Jefferson Portela, presidente do Conselho Nacional de Secretários de
Segurança Pública e titular da pasta no Maranhão, afirma que o
contingenciamento do atual Fundo de Segurança Pública sempre foi a maior
dificuldade para os estados acessarem a verba.
— A gente nem conta com esse fundo, que historicamente é contingenciado — resume.
Para usar o pouco que sobra, reclama Portela, é preciso vencer outros
obstáculos, como procedimentos excessivamente burocráticos. Ele se
queixa do atraso na avaliação de projetos apresentados pelos estados.
— Muitas vezes uma comissão que está cuidando da proposta tem um
determinado enfoque, concorda com o projeto apresentado. Aí muda o grupo
e começa tudo do zero. É muita burocracia.
O analista criminal Guaracy Mingardi, ex-diretor da Secretaria
Nacional de Segurança Pública do Ministério da Justiça, afirma que a
criação de um fundo com receita vinculada é uma “resposta parcial, que
ajuda, mas não resolve” o problema da violência. Ele alerta que, se não
houver regras claras de aplicação da verba, o novo instrumento de
financiamento frustrará as expectativas da população.
Um dos pontos a serem avaliados é o formato de repasse fundo a fundo
obrigatório, a exemplo do que ocorre na Saúde e na Educação,
reivindicado pelos estados. Para Guaracy, embora acelere as
transferências, o modelo abre espaço para escolhas equivocadas.
— A União tem que ter alguma discricionariedade para transferir o
recurso, porque o estado pede dinheiro sempre para as mesmas coisas,
como arma e viatura, que devem permanecer sendo custeadas com orçamento
próprio.

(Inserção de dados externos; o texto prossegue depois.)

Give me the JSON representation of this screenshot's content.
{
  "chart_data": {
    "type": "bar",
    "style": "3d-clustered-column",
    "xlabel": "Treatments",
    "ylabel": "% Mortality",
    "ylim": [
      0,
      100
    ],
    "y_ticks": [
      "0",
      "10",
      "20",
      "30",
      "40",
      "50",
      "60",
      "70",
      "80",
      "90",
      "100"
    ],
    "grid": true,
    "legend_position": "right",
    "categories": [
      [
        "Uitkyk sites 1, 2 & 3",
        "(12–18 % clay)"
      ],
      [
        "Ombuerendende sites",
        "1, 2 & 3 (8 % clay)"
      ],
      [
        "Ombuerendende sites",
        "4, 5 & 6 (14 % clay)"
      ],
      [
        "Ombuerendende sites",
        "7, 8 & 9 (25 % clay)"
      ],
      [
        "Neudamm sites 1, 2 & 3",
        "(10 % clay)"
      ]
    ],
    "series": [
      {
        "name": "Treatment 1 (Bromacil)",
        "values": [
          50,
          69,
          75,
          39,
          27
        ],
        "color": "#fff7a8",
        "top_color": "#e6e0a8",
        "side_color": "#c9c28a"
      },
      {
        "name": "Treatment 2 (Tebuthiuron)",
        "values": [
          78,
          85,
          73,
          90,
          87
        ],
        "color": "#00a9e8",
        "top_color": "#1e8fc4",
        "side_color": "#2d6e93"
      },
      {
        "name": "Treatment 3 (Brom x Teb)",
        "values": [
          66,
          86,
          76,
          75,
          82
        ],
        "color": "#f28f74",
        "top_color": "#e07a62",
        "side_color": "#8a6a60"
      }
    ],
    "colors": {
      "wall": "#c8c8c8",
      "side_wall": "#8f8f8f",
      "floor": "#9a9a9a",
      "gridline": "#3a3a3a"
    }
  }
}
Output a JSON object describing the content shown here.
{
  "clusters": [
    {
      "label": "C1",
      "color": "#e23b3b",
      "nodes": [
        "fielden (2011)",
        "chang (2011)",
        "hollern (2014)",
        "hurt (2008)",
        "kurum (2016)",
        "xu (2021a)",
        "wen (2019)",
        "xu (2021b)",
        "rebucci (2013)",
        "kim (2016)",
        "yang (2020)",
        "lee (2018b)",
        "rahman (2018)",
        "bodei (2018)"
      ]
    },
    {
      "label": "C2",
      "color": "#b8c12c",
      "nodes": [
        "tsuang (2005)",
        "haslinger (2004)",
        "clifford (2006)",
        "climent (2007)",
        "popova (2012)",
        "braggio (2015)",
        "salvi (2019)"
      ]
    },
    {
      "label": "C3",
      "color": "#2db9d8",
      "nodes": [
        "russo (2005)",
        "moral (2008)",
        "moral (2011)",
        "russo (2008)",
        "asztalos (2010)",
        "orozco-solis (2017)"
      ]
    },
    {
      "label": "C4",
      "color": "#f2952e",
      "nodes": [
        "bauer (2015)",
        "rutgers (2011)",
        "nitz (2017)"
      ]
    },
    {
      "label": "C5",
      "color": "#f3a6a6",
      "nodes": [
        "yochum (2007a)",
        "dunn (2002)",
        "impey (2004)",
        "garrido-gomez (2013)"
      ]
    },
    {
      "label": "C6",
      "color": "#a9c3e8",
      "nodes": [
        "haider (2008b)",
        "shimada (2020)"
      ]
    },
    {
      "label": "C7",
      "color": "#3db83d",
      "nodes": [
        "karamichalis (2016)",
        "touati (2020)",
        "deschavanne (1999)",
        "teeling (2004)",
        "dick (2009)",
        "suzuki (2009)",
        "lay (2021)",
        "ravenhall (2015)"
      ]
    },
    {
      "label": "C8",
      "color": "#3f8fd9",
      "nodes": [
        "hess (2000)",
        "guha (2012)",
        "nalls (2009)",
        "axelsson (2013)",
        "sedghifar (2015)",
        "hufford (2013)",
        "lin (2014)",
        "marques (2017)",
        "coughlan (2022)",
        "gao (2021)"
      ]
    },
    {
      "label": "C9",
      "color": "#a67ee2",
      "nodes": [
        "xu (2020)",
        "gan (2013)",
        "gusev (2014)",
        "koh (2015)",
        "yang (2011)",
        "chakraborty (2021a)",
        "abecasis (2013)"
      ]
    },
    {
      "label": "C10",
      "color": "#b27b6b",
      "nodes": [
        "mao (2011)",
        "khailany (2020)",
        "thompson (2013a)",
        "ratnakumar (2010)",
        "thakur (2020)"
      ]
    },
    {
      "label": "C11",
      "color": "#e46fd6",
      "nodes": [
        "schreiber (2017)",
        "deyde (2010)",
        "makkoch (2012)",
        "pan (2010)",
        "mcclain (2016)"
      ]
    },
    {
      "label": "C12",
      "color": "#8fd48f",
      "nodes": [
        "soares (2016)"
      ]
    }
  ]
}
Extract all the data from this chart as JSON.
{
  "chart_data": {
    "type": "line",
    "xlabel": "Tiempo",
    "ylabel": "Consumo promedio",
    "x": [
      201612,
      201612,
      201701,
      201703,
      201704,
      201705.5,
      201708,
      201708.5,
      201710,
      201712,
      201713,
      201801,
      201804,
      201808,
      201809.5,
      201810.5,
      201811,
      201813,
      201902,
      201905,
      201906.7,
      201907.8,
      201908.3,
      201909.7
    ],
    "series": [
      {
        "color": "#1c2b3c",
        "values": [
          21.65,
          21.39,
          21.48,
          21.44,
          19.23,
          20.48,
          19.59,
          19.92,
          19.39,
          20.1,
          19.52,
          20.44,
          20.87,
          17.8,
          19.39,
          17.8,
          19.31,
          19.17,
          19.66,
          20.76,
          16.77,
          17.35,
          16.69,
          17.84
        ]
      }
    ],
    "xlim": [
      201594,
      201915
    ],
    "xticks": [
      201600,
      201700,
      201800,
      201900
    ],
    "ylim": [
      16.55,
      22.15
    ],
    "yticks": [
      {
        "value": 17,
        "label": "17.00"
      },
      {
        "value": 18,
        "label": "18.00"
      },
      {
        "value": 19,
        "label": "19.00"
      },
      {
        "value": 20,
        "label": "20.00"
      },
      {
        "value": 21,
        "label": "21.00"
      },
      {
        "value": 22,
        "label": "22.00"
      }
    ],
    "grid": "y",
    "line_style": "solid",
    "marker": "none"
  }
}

A verba extra tem que ir para formação de policiais,
assistência médica e psicológica, pesquisas de vitimização — defende
Guaracy.
RISCO DE CONTINGENCIAMENTO
Outra ponderação do
especialista é o risco sempre presente de contingenciamento do recurso —
mesmo que a lei vede tal bloqueio. Guaracy lembra que o Fundo
Penitenciário Nacional (Funpen), cuja receita principal vem da
arrecadação da loteria federal, passou anos sendo bloqueado pelo governo
para fazer caixa e só foi liberado em parte no fim de 2016 por
determinação do Supremo Tribunal Federal.
Mesmo após a liberação de R$ 1,2 bilhão do Funpen no ano passado, os
resultados práticos são desanimadores: praticamente metade dos estados
sequer apresentou projetos para construção ou reforma de presídios, que é
a destinação de 70% do dinheiro transferido. Pela lei, ao fim de 2017,
os recursos não empenhados pelos estados terão de ser devolvidos ao
Funpen, a menos que um ato do ministro postergue o prazo.